1. BIF

99.2K 8.6K 1.4K
                                    

Bukan pertama

Pertama-tama aku akan mengenalkan namaku. Namaku Alden Alisano, aku seorang Ayah muda, dan sudah duda, muda dan duda.

Aish miris sekali.

Umurku 27 tahun, aku menikah di usia 22. Tapi, aku kehilangan istriku. Aku tak mau menyebut namanya, karena itu akan membuatku terluka dengan peninggalan yang dia berikan padaku. Bukan hanya kenangan yang dia tinggalkan, tapi keturunan kami, buah cinta kami. Ya, anakku tentunya, si kembar tiga.

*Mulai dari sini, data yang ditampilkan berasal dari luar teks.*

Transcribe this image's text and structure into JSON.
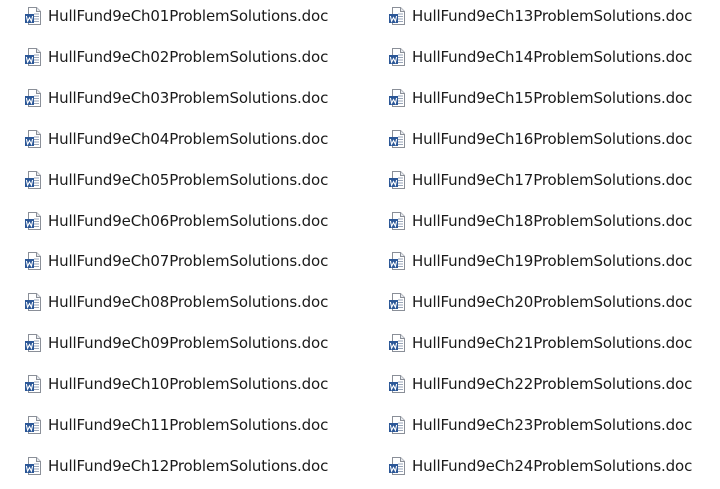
{
  "icon": "word-document-icon",
  "colors": {
    "icon_blue": "#2b5797",
    "icon_paper": "#ffffff",
    "icon_border": "#8a8f98",
    "text": "#1a1a1a"
  },
  "columns": [
    {
      "files": [
        "HullFund9eCh01ProblemSolutions.doc",
        "HullFund9eCh02ProblemSolutions.doc",
        "HullFund9eCh03ProblemSolutions.doc",
        "HullFund9eCh04ProblemSolutions.doc",
        "HullFund9eCh05ProblemSolutions.doc",
        "HullFund9eCh06ProblemSolutions.doc",
        "HullFund9eCh07ProblemSolutions.doc",
        "HullFund9eCh08ProblemSolutions.doc",
        "HullFund9eCh09ProblemSolutions.doc",
        "HullFund9eCh10ProblemSolutions.doc",
        "HullFund9eCh11ProblemSolutions.doc",
        "HullFund9eCh12ProblemSolutions.doc"
      ]
    },
    {
      "files": [
        "HullFund9eCh13ProblemSolutions.doc",
        "HullFund9eCh14ProblemSolutions.doc",
        "HullFund9eCh15ProblemSolutions.doc",
        "HullFund9eCh16ProblemSolutions.doc",
        "HullFund9eCh17ProblemSolutions.doc",
        "HullFund9eCh18ProblemSolutions.doc",
        "HullFund9eCh19ProblemSolutions.doc",
        "HullFund9eCh20ProblemSolutions.doc",
        "HullFund9eCh21ProblemSolutions.doc",
        "HullFund9eCh22ProblemSolutions.doc",
        "HullFund9eCh23ProblemSolutions.doc",
        "HullFund9eCh24ProblemSolutions.doc"
      ]
    }
  ]
}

Nio Alisano, Zio Alisano, Vio Alisano.

Tumben aku ingat, biasanya aku lupa urutannya.

Mereka adalah anak kesayanganku, istriku meninggal setelah melahirkan ketiga anak kembarku. Tentu hanya anakku, karena kenyataannya mendiang istriku tidak ingin merawat mereka bersamaku.

Jadilah aku di sini, terjebak dalam apartement bersama ketiga anak kembarku. Apa aku kesal?

Tidak sama sekali! Tapi aku gila, karena aku seorang laki-laki yang harus merawat tiga anak sekaligus tanpa seorang pembantu. Kenapa? Karena aku tidak percaya pada orang lain, aku terlalu menyayangi ketiga monster kecil itu, dan aku berjanji pada diriku sendiri untuk menjaga mereka. Para io-ku. Io, panggilan untuk mereka, dengan menghilangkan huruf awal nama mereka.

"Papa! Papa!" teriak kencang Vio.

Tunggu! Dia Zio atau Vio?
Yang jelas dia salah satu putraku.

"Kenapa? Apa ada yang salah?" tanyaku menunduk karena ketiga anak kembarku terlalu pendek.

Mereka baru berusia tiga setengah tahun, bayangkan saja jika kau mampu, aku harus merawat semua hal untuk mereka seorang diri.

"Kak Zio mengambil susuku!" teriaknya menunjuk pada Zio yang asik menyedot susunya.

Baiklah, ini bukan pertama kalinya terjadi, setiap hari ini terjadi, seharusnya aku tidak perlu marah.

"Zio, jangan lakukan itu pada adikmu, emm? Berikan susunya dan minum susumu," kataku sambil terus mengancing kemeja.

"PAPA!" teriaknya lagi yang kali ini bisa membuat gendang telingaku terasa bocor.

"Kenapa? Astaga!"

Aku terbelalak, dan Vio mulai menangis, sedangkan Zio hanya berdiri dengan tersenyum tanpa dosa. Sedangkan Nio — dia menatapku yang ingin marah, jadi aku mengurungkan niatku untuk marah, karena aku tidak mau mereka melihat amarahku.

"Baiklah … Zio, kenapa kau lakukan itu?"

"Huaaaaaaaaa!" tangis Vio membuatku makin frustasi dan memilih  menjambak rambutku sendiri.

"Baiklah, baiklah! Mari kita ganti bajumu Vio. Tidak perlu menangis, oke?" Aku membopong tubuh kecil putra bungsuku.

"Nio bisa kau bantu Papa membersihkan sofanya? Papa mohon! Vio harus berganti pakaian!" seruku terus berjalan ke kamar mandi.

"Iya!" jawabnya masih bisa aku dengar.

Nio adalah anak pertama yang terlahir ke dunia fana ini, dia cukup dewasa dari kedua saudaranya. Mungkin dia kasihan padaku, maka dari itu dia tidak penah jadi biang kerok seperti kedua adiknya, yang setiap hari nyaris membuatku terkena hipertensi.